Occupancy levels have reached an all-time high in terms of units filled, even as new inventory growth remains near historic lows. The survey, which polled more than 75 senior living and care market leaders, underscores a significant imbalance: to meet soaring demand at current levels, supply must expand by 35,000 to 45,000 units per year starting immediately. For context, the highest annual delivery to date was 34,000 units, while fewer than 10,000 units have been completed over the trailing 12-month period—construction starts have dipped to a record low.

“Secular tailwinds are stronger than ever.

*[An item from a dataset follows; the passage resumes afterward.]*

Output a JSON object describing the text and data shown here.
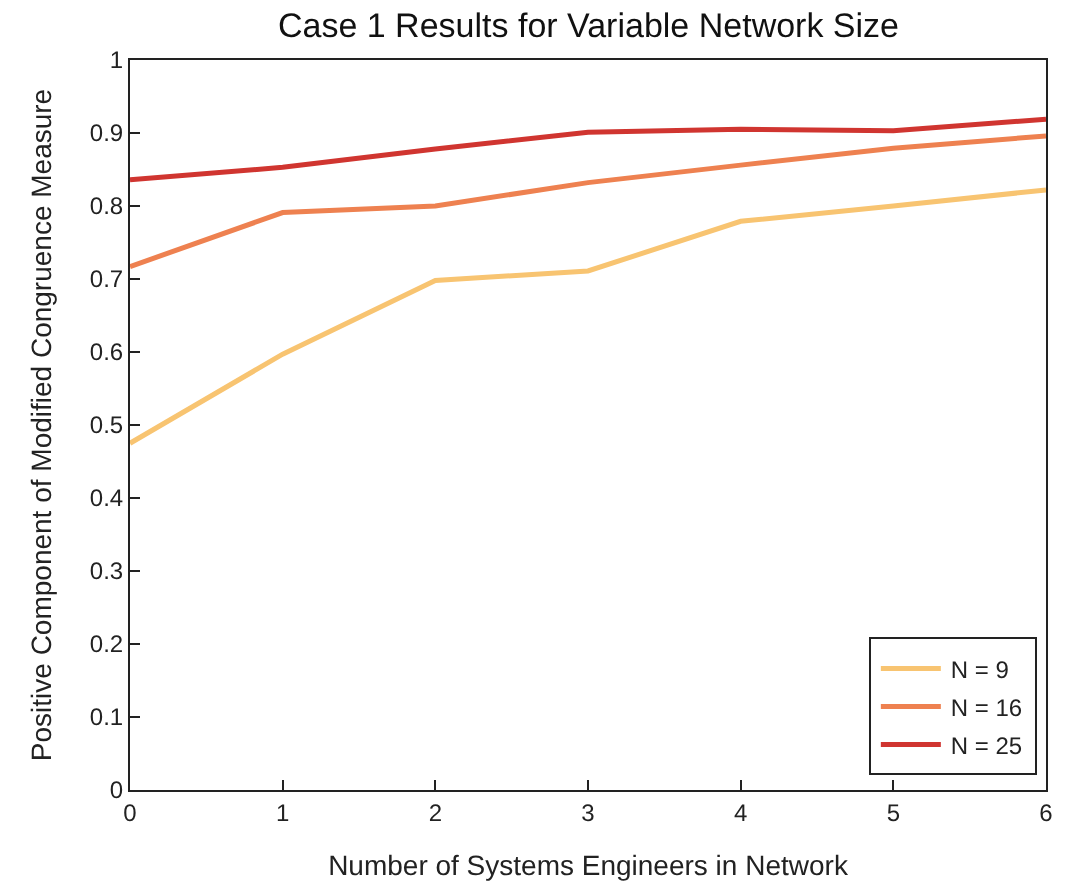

To meet market demand at peak levels, supply growth must increase by 35,000 to 45,000 units per year, beginning today,” the report states. “For context, the highest number of units delivered in a year was 34,000 with less than 10,000 units delivered over the trailing 12-month period, with construction starts dipping to a new low.”

Financing remains constrained even as the population of middle-income older adults is projected to double by 2029. The survey finds that half of those individuals will lack the means to afford traditional senior living communities.

Meanwhile, the active adult segment is accelerating, “achieving favorable rent growth indications that are consistent with conventional senior living, with operating expenses and debt underwriting that is more consistent with conventional multifamily,” Cushman & Wakefield reports.

Transaction activity has rebounded sharply: senior living and care deal volume jumped nearly 70% year-over-year in H2 2024, hitting its highest post-pandemic level “as dry powder emerged from the sideline and debt liquidity cautiously returned to the sector.” Skilled nursing transactions rose 27% year-over-year in that same period.

Looking ahead, regulatory uncertainty and persistent staffing challenges are expected to temper deal flow through H2 2025. At the same time, the average price per unit for transactions climbed 46% year-over-year in Q1 2025—reflecting investors’ renewed focus on core strategies as buyer and seller expectations realign around well-operated assets.

Investment preferences are shifting, too: 37% of survey participants now target core-plus strategies for 2025 (up from 25% a year ago), while 31% are seeking opportunistic or distressed deals (down from 43%), as lender workouts and solid market performance have limited distressed opportunities.